Frankie Goes to Hollywood – Born to Run

Frankie Goes to Hollywood are single handedly the greatest band ever to come out of Liverpool. Fact. I can’t think of many better bands who had such an impact on popular music as these boys did. You cannot deny the pop class of Relax and Two Tribes. They are two phenomenal pieces of pop culture. However, in a jarring change of pace to the rest of the fantastic Welcome to the Pleasuredome, this slightly funky (in the instrumental break, I’m not stupid) punk thrash through one of the greatest songs ever composed almost justifies why they didn’t go down in history quite as well as the city’s second greatest band, Dead or Alive.

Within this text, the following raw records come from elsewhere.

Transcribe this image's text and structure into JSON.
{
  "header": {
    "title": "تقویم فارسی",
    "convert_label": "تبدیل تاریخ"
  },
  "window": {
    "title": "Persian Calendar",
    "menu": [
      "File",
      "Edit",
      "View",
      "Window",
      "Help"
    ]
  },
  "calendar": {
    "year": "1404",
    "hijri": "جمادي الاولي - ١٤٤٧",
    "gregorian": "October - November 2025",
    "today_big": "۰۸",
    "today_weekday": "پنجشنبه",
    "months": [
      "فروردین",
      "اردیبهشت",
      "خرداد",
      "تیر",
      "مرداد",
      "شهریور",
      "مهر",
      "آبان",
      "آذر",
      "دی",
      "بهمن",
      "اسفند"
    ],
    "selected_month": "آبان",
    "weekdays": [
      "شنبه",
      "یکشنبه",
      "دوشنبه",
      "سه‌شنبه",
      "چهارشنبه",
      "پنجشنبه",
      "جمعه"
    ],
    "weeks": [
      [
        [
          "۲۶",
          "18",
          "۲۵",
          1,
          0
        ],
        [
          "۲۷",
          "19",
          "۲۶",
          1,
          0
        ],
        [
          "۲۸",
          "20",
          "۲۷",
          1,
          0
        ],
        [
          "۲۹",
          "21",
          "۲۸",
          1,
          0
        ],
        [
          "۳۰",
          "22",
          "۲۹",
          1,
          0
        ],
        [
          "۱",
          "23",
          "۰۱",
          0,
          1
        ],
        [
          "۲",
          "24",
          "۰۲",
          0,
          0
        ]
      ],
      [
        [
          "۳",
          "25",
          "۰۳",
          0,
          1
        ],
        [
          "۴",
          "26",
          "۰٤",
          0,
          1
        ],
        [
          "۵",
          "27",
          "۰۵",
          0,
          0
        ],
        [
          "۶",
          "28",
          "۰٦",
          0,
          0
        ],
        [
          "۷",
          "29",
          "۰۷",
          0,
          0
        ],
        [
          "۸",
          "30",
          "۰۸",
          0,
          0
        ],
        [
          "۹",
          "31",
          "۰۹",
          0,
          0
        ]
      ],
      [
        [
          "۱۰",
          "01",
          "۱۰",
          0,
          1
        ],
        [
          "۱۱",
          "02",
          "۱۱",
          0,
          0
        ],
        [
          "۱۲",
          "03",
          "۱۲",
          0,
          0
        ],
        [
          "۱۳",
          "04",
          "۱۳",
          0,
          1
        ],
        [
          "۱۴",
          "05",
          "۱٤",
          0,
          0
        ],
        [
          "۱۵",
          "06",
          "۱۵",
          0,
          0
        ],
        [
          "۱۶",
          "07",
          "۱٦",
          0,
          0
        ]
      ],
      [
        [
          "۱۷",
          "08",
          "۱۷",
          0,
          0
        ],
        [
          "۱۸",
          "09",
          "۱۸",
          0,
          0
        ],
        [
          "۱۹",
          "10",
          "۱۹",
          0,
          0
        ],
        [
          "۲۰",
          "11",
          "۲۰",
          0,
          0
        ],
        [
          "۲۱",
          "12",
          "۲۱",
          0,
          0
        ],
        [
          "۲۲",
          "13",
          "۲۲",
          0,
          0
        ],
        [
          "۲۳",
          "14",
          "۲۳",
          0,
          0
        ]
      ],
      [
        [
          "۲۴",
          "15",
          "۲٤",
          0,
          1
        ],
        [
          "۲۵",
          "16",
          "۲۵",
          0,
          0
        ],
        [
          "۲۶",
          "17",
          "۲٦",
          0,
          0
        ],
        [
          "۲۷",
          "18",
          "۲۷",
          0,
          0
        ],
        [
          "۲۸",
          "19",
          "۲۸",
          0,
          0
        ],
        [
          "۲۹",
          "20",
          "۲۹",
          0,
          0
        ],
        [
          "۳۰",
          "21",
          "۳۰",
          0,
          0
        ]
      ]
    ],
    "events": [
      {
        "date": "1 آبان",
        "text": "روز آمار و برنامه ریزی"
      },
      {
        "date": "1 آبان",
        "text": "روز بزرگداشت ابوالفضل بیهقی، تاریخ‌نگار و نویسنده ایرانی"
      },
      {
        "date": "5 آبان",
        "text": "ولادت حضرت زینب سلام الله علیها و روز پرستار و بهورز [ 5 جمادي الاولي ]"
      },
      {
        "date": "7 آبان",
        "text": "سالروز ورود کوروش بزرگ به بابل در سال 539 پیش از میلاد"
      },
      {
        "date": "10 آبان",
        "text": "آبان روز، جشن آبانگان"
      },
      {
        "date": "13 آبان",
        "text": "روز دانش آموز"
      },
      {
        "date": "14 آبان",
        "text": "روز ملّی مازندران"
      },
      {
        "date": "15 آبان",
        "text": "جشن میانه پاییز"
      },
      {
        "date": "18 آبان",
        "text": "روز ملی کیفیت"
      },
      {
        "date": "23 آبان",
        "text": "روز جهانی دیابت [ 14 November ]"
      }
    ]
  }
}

The Twang – Drinking in LA

This is just as simple as a shit band trying to take on a cool as fuck song and dramatically failing because they’re shit. It’s a shame, because Either Way had so much promise. It’s also a shame because The Twang still exist and their Midlands contemporaries and the much, much better The Enemy bit the dust in 2016.

Any wedding function band – Last Nite/Don’t Look Back into the Sun etc

Listen, I appreciate you trying. But the only people who know these songs in this room are people like me and we are the very people who desperately don’t want you to fucking play them. Stick to the Copacabana boys, that 50 year old bridesmaid is giving you the eyes.

Coldplay – Fairytale of New York

I’d go as far to say that Fairytale of New York is the greatest ever Christmas song. And when you’re the biggest stadium rock band in the world, you can afford to do it justice. Maybe make it a bit synthy like that album with the weird title. Whatever you do, don’t give the only thing that’s good about modern Christmas periods to your shittest singer, play it wrong and give the rest of the band acoustic guitars. Poor effort.